У ювелира Эленка купила крестик за два рубля, но попутно велела показать жемчужное ожерелье и два гарнитура: один сапфировый, другой брильянтовый. Она спросила о цене и поторговалась с ювелиром. У сапожника, прежде чем выбрать одну пару обуви, она померила несколько пар башмачков и туфелек. В мануфактурном магазине, прежде чем купить нужный ей шелк, велела подать столько штук разного цвета, что вокруг нее образовалась радуга из белых, розовых, голубых и желтых шелков. Это было так красиво, что даже Мадзя на минуту забыла, кто она и где находится, и ей показалось, что все это принадлежит ей. Но, поглядев на Эленку, у которой от волнения дрожали губы, она тотчас опомнилась.
- Пойдем же, Эля, - прошептала Мадзя, видя, что старший приказчик смотрит на Эленку со злобной улыбкой.
Они расплатились и вышли. Когда они сели в карету, чувство злобы и сожаления охватило Эленку.
- И подумать только, - говорила она, - что у меня на все это нет денег! Нечего сказать, хороша справедливость! Ада родилась в семье миллионеров, а я - дочь начальницы пансиона. Она за годовой доход могла бы купить целый магазин, а у меня еле хватит на два платья.
- Стыдись, Эля!
- О да, люди, у которых нет денег, всегда должны стыдиться. Ах, если бы наконец наступил общественный переворот, о котором я все время слышу от Казика.
- Думаешь, ты ходила бы тогда в шелках?
- Конечно. Богатства принадлежали бы умным и красивым, а не уродам и простофилям, которые и оценить-то их не умеют.
- Я уверена, что пан Казимеж так не думает, - перебила ее Мадзя.
- Еще бы, конечно, не думает, только наслаждается жизнью и за себя и за меня.
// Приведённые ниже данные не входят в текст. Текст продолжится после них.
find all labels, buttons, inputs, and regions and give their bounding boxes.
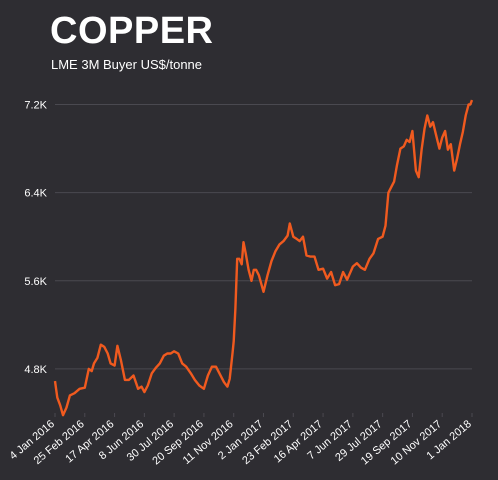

Но придет, быть может, и мой черед.
После этого разговора в душе Мадзи проснулась еще большая неприязнь к Эленке.
"Боже! - думала она, - чем быть такой дочерью и такой женщиной, лучше уж сразу умереть! Дай только Элене волю, она разорит мать".
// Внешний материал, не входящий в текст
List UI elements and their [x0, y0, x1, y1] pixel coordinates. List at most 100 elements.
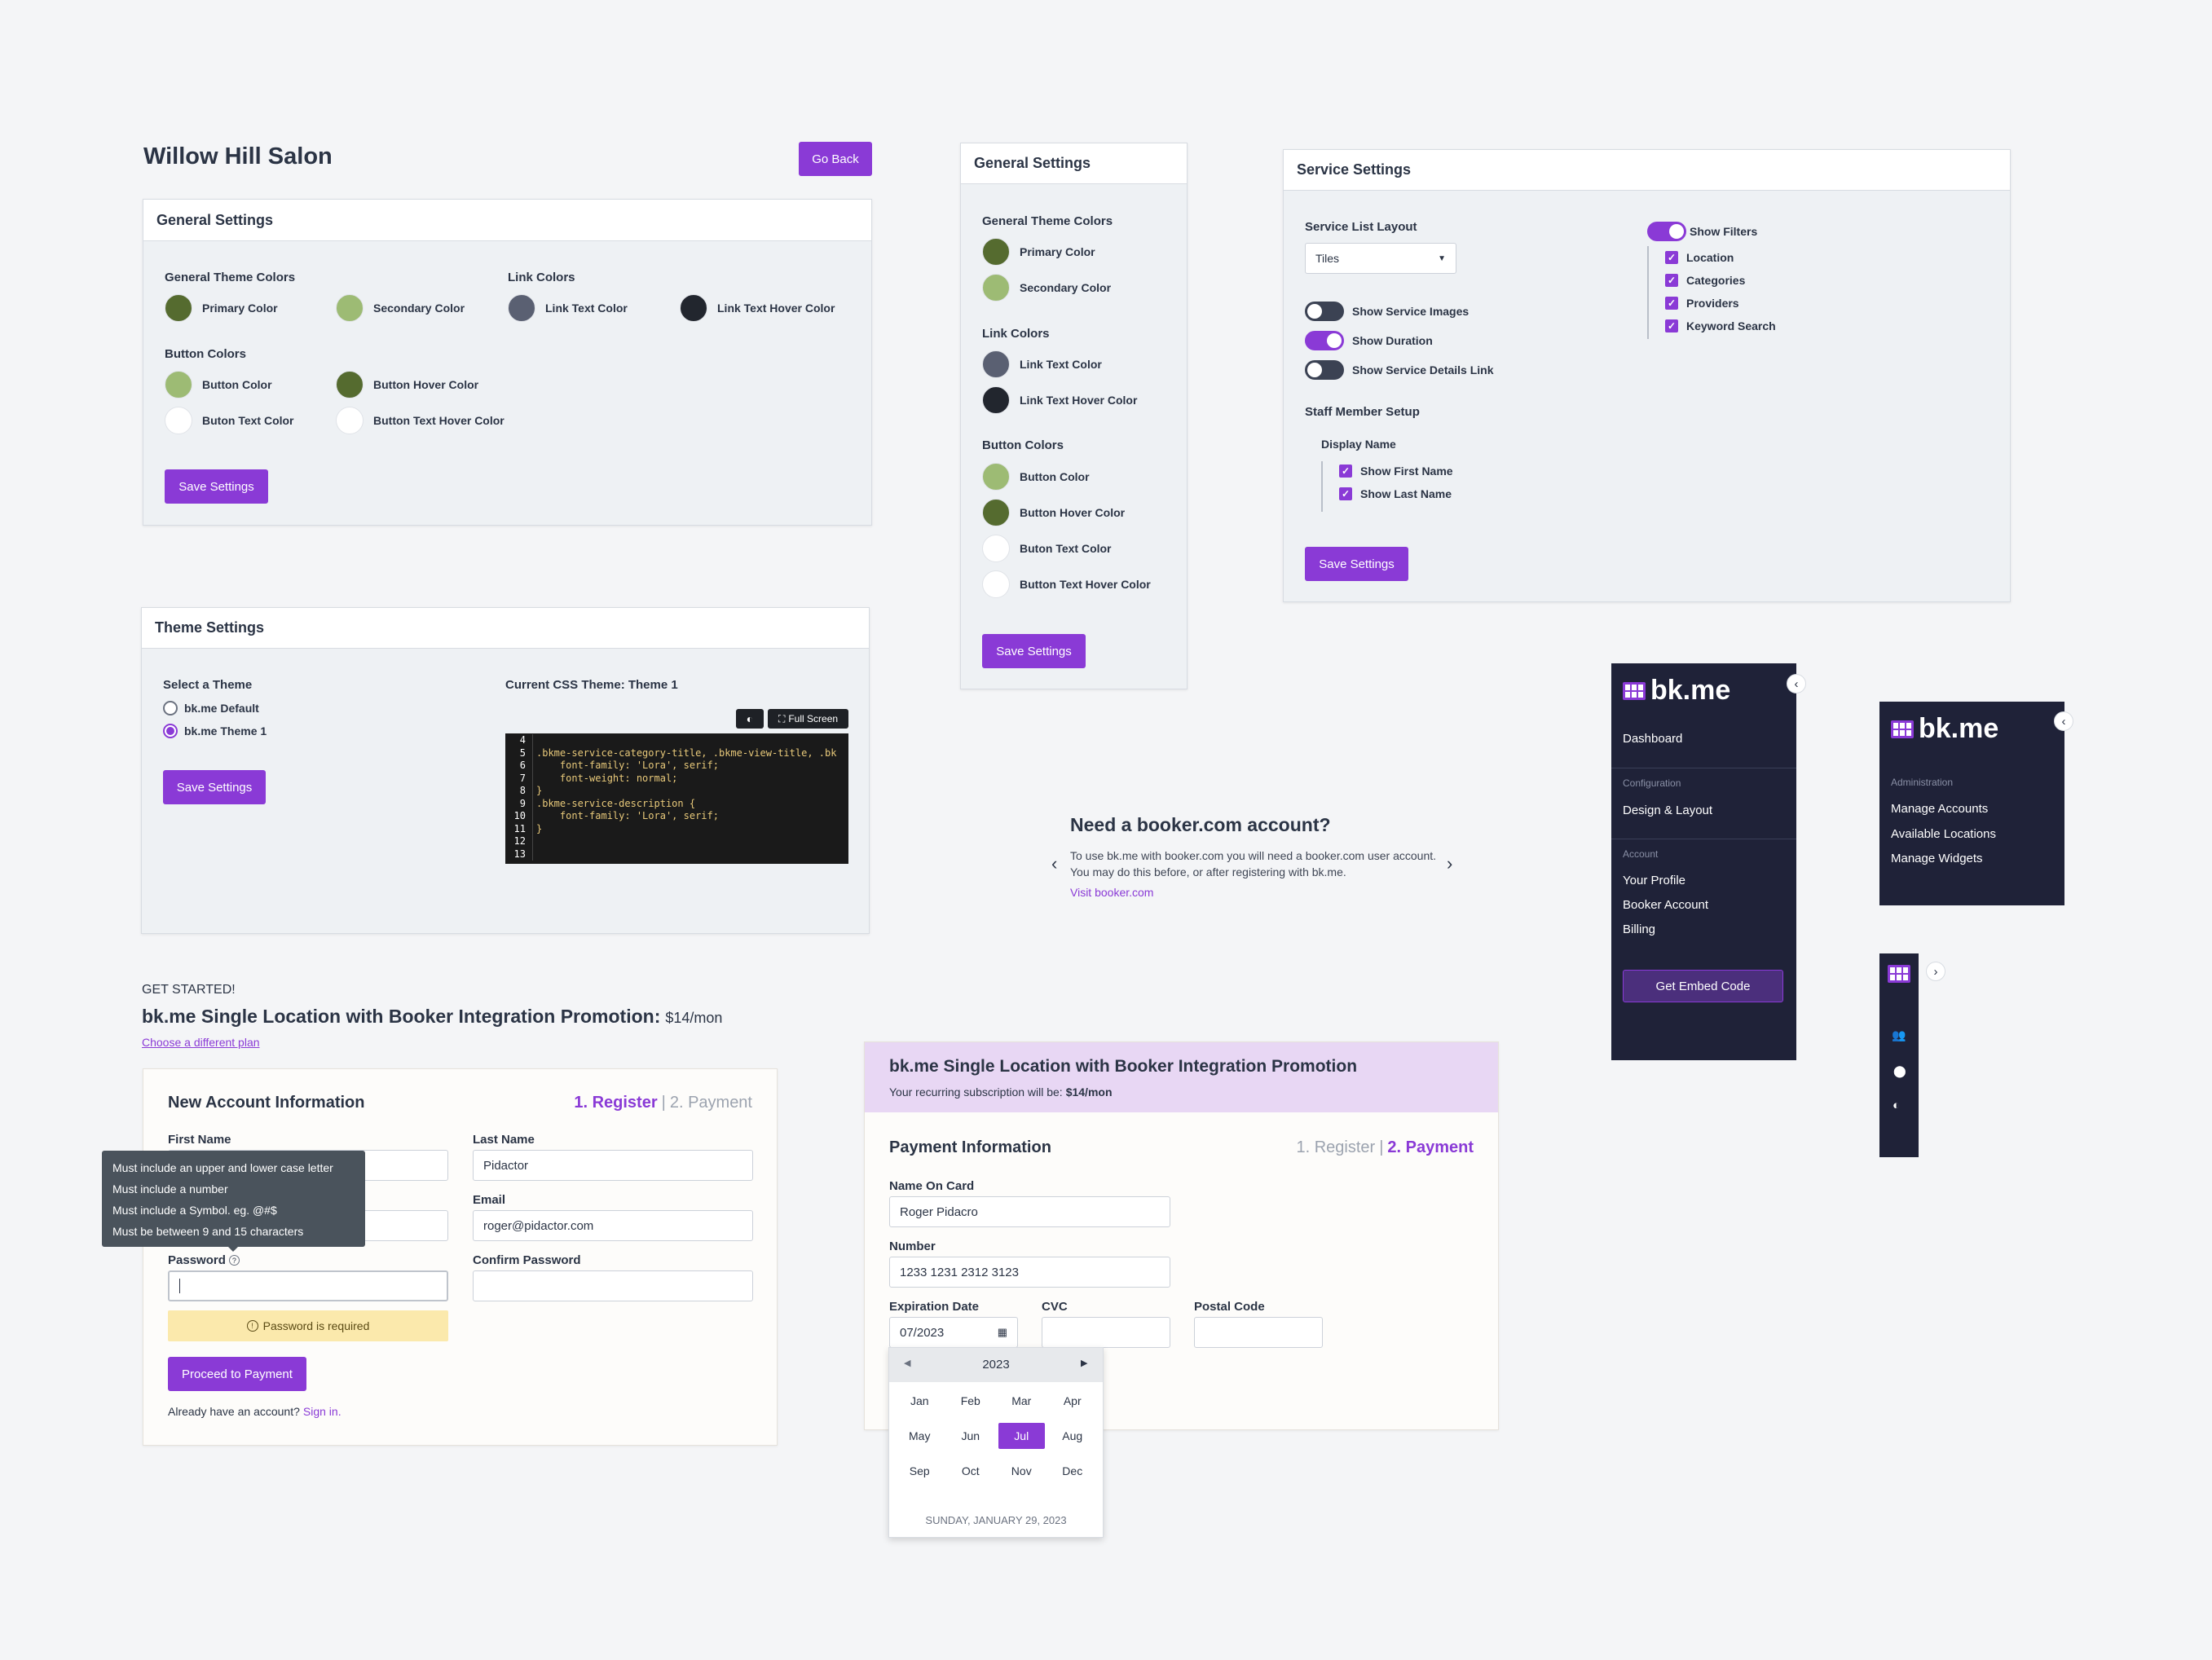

Вскоре после того, как они вернулись домой, в пансионе кончились занятия. Мадзя стояла у окна и смотрела на улицу, где в эту минуту начал падать снег. Она видела, как девочки разбегаются по домам, словно шумный пчелиный рой, улетающий в поле; затем видела, как по двое и поодиночке идут учителя, и наконец заметила Дембицкого; около старика вертелся какой-то щеголь, одетый, несмотря на снег, в один узкий сюртучок и маленькую шляпу. Дембицкий медленно пересекал двор, иногда приостанавливаясь, а молодой человек забегал то справа, то слева, хватал его за пуговицы шубы и что-то с жаром говорил ему.
Снег на минуту перестал падать, молодой человек повернулся к окну, и Мадзя узнала пана Сольского. Невольно сравнила она бедную Элену, которая мечтала о шелках и брильянтах, и миллионера, который в узком сюртучке выходил на такой мороз.
Собеседники исчезли в воротах, а Мадзя подумала:
"О чем это они толкуют, уж не об Эленке ли? Если Дембицкий расскажет пану Стефану, как она вела себя на занятиях, то я бы на ее месте отказалась от поездки за границу".
Глава восьмая
Планы спасения
Дембицкий и пан Стефан в эту минуту действительно вели серьезный разговор о пани Ляттер.
Начали они с того, что отправились обедать в изысканный ресторан на Краковском Предместье, где заняли самый уютный кабинет с готическими креслами, обитыми зеленым утрехтским сукном, и двумя большими зеркалами, на поверхности которых обладатели колец с брильянтами выписывали соленые словца, не отличавшиеся особым вкусом.